Posted to dev@drill.apache.org by Paul Rogers <pr...@mapr.com> on 2017/11/13 23:24:41 UTC

"Batch size control" and unit testing

Hi All,

Here is the next installment in the “batch size control” project update.

Drill has a great many operators. As we move forward, we must update them to use the new batch size control framework. Unit testing becomes a major concern. This note explains how we address that issue in this project.

The “classic” way to test Drill is to build the product, fire up the Drill server, and use Sqlline to fire off queries. The problem of course, is that the edit-compile-debug is glacially slow (five minutes). Testing is manual (copy/paste the query into Sqlline, visually inspect the results.)

Another alternative is to run the very same query, but as a JUnit test. Drill has many such tests. The “BaseTestQuery” framework and “TestBuilder” help. The newish “Cluster Framework” makes it very easy to start an embedded Drillbit with the desired options and settings, run a query, and examine the results. The edit-compile-debug cycle is much faster, on the order of 10-20 seconds.

This is good, but we still run the entire Drill operator stack and throw queries at it. We use use a file for input and capture query results as output.  But, we want much finer grain testing. That is, we want true unit testing: isolate a component, feed it some input, and verify its output.

A fact of Drill is that operators are tightly coupled with the fragment context which is coupled with the Drillbit context which needs the entire server. What to do? One solution is to use mocks, and, indeed, Drill has three solutions based on JMockit, Mockito, and Jinfeng’s handy new “Mini-Plan” framework.

Mocks are handy, but it is cleaner and simpler to have code that can be tested in isolation without mocks. The next step is the “sub-operator” test framework, the “RowSet” utilities and the “context” refactoring that break the tight coupling with the rest of Drill, allowing us to separate out an operator (after some simple changes to the code) to test in isolation. We can now easily pump in a very large variety of inputs (such as Drill’s 30+ data types in the 3 cardinalities) without having to set up a lot of overhead for each.

Still, however, many operators are internally complex and poking at them from the outside is limiting. We want to test, say, not just the sort operator, as a whole, but we want to exercise the bit of code that does the in-memory sort, or the one that writes batches to disk. To do this, we must “disaggregate” each operator into a series of separately-testable components, each with a clear API.

Refactoring operators can only be done for new operators, or when we need to make major changes to an existing operator. As part of the “batch size control” project, we have created a new version of the scan operator using this model.

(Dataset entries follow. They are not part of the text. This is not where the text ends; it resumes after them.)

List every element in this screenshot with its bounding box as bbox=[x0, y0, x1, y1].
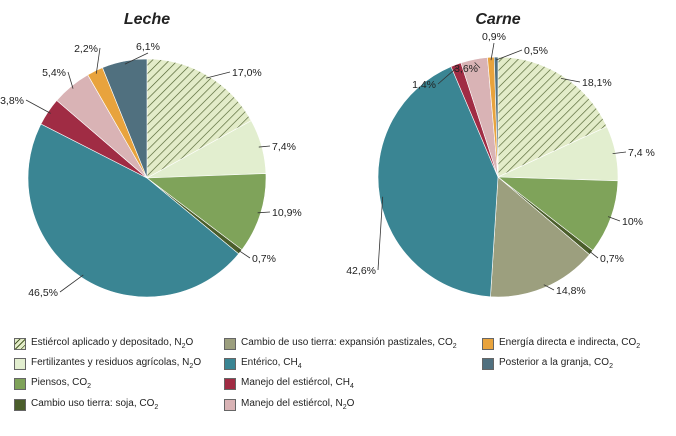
pie-slice-pastizales_co2 bbox=[490, 176, 590, 298]
legend-label: Posterior a la granja, CO2 bbox=[499, 357, 613, 370]
data-label: 3,8% bbox=[0, 95, 24, 107]
legend-item-manejo_n2o: Manejo del estiércol, N2O bbox=[224, 398, 354, 411]
legend-swatch bbox=[224, 398, 236, 411]
leader-line bbox=[496, 49, 523, 61]
data-label: 18,1% bbox=[582, 77, 612, 89]
data-label: 0,9% bbox=[482, 31, 506, 43]
data-label: 14,8% bbox=[556, 285, 586, 297]
legend-item-pastizales_co2: Cambio de uso tierra: expansión pastizal… bbox=[224, 337, 457, 350]
legend-item-manejo_ch4: Manejo del estiércol, CH4 bbox=[224, 377, 354, 390]
legend-label: Cambio de uso tierra: expansión pastizal… bbox=[241, 337, 457, 350]
leader-line bbox=[25, 99, 51, 114]
legend-item-posterior_co2: Posterior a la granja, CO2 bbox=[482, 357, 613, 370]
data-label: 10% bbox=[622, 216, 643, 228]
data-label: 2,2% bbox=[74, 43, 98, 55]
legend-label: Manejo del estiércol, N2O bbox=[241, 398, 355, 411]
data-label: 7,4 % bbox=[628, 147, 655, 159]
data-label: 1,4% bbox=[412, 79, 436, 91]
leader-line bbox=[237, 249, 251, 259]
leader-line bbox=[490, 42, 495, 61]
pie-slice-estiercol_n2o bbox=[146, 58, 252, 179]
leader-line bbox=[607, 216, 621, 222]
leader-line bbox=[205, 71, 231, 79]
pie-slice-piensos_co2 bbox=[146, 173, 267, 251]
legend-label: Cambio uso tierra: soja, CO2 bbox=[31, 398, 159, 411]
legend-swatch bbox=[224, 377, 236, 390]
legend-swatch bbox=[14, 377, 26, 390]
legend-label: Estiércol aplicado y depositado, N2O bbox=[31, 337, 194, 350]
data-label: 10,9% bbox=[272, 207, 302, 219]
legend-label: Fertilizantes y residuos agrícolas, N2O bbox=[31, 357, 202, 370]
pie-slice-enterico_ch4 bbox=[377, 66, 499, 298]
data-label: 46,5% bbox=[28, 287, 58, 299]
leader-line bbox=[258, 145, 271, 148]
leader-line bbox=[95, 47, 101, 74]
legend-swatch bbox=[482, 357, 494, 370]
legend-label: Piensos, CO2 bbox=[31, 377, 92, 390]
data-label: 7,4% bbox=[272, 141, 296, 153]
legend-swatch bbox=[14, 357, 26, 370]
legend-label: Entérico, CH4 bbox=[241, 357, 302, 370]
data-label: 42,6% bbox=[346, 265, 376, 277]
leader-line bbox=[59, 274, 84, 293]
legend-item-soja_co2: Cambio uso tierra: soja, CO2 bbox=[14, 398, 158, 411]
data-label: 6,1% bbox=[136, 41, 160, 53]
leader-line bbox=[588, 250, 599, 259]
legend-swatch bbox=[482, 337, 494, 350]
data-label: 17,0% bbox=[232, 67, 262, 79]
legend-item-energia_co2: Energía directa e indirecta, CO2 bbox=[482, 337, 640, 350]
leader-line bbox=[543, 284, 555, 291]
leader-line bbox=[257, 211, 271, 214]
leader-line bbox=[560, 78, 581, 83]
legend-swatch bbox=[224, 357, 236, 370]
leche-title: Leche bbox=[124, 11, 170, 28]
legend-item-fertilizantes_n2o: Fertilizantes y residuos agrícolas, N2O bbox=[14, 357, 201, 370]
leader-line bbox=[67, 71, 74, 89]
data-label: 3,6% bbox=[454, 63, 478, 75]
legend-swatch bbox=[224, 337, 236, 350]
data-label: 0,5% bbox=[524, 45, 548, 57]
legend-label: Energía directa e indirecta, CO2 bbox=[499, 337, 641, 350]
leader-line bbox=[437, 67, 458, 85]
data-label: 5,4% bbox=[42, 67, 66, 79]
legend-item-enterico_ch4: Entérico, CH4 bbox=[224, 357, 302, 370]
leader-line bbox=[612, 151, 627, 155]
leader-line bbox=[474, 62, 481, 69]
legend-swatch bbox=[14, 337, 26, 350]
leche-pie: 17,0% 7,4% 10,9% 0,7% 46,5% 3,8% 5,4% 2,2% 6,1% bbox=[0, 41, 302, 299]
legend: Estiércol aplicado y depositado, N2O Fert… bbox=[0, 330, 676, 436]
legend-item-piensos_co2: Piensos, CO2 bbox=[14, 377, 91, 390]
carne-title: Carne bbox=[475, 11, 520, 28]
pie-slice-posterior_co2 bbox=[102, 58, 148, 179]
legend-item-estiercol_n2o: Estiércol aplicado y depositado, N2O bbox=[14, 337, 193, 350]
carne-pie: 18,1% 7,4 % 10% 0,7% 14,8% 42,6% 1,4% 3,6% 0,9% 0… bbox=[346, 31, 655, 298]
pie-slice-enterico_ch4 bbox=[27, 123, 240, 298]
legend-swatch bbox=[14, 398, 26, 411]
data-label: 0,7% bbox=[252, 253, 276, 265]
pie-slice-posterior_co2 bbox=[493, 56, 499, 178]
pie-charts: Leche Carne 17,0% 7,4% 10,9% 0,7% 46,5% 3,8% 5… bbox=[0, 11, 655, 299]
leader-line bbox=[377, 196, 384, 271]
data-label: 0,7% bbox=[600, 253, 624, 265]
legend-label: Manejo del estiércol, CH4 bbox=[241, 377, 354, 390]
leader-line bbox=[124, 52, 149, 65]
pie-slice-estiercol_n2o bbox=[497, 56, 608, 178]
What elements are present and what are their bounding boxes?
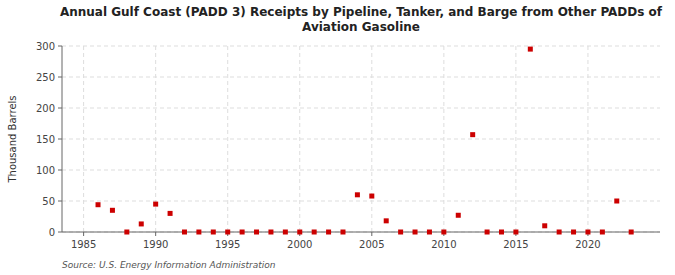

Refactoring scan pointed out an opportunity to refactor the core operator code itself. Each operator has three responsibilities:

* Implement the Drill iterator protocol.
* Hold a record batch.
* Details of the operator algorithm.

The next “batch size” PR will provide a new version of the base operator class that splits responsibility into classes for the first two items, and an interface for the third. This allows us to unit test the two classes once and for all. Per-operator, the focus is just the operator implementation.

The core operator algorithm implementation is designed to be loosely coupled to the rest of Drill, allowing complete unit testing without mocks. The scan operator revision, which we’ll describe in the next note, makes use of this structure.

Thanks,

- Paul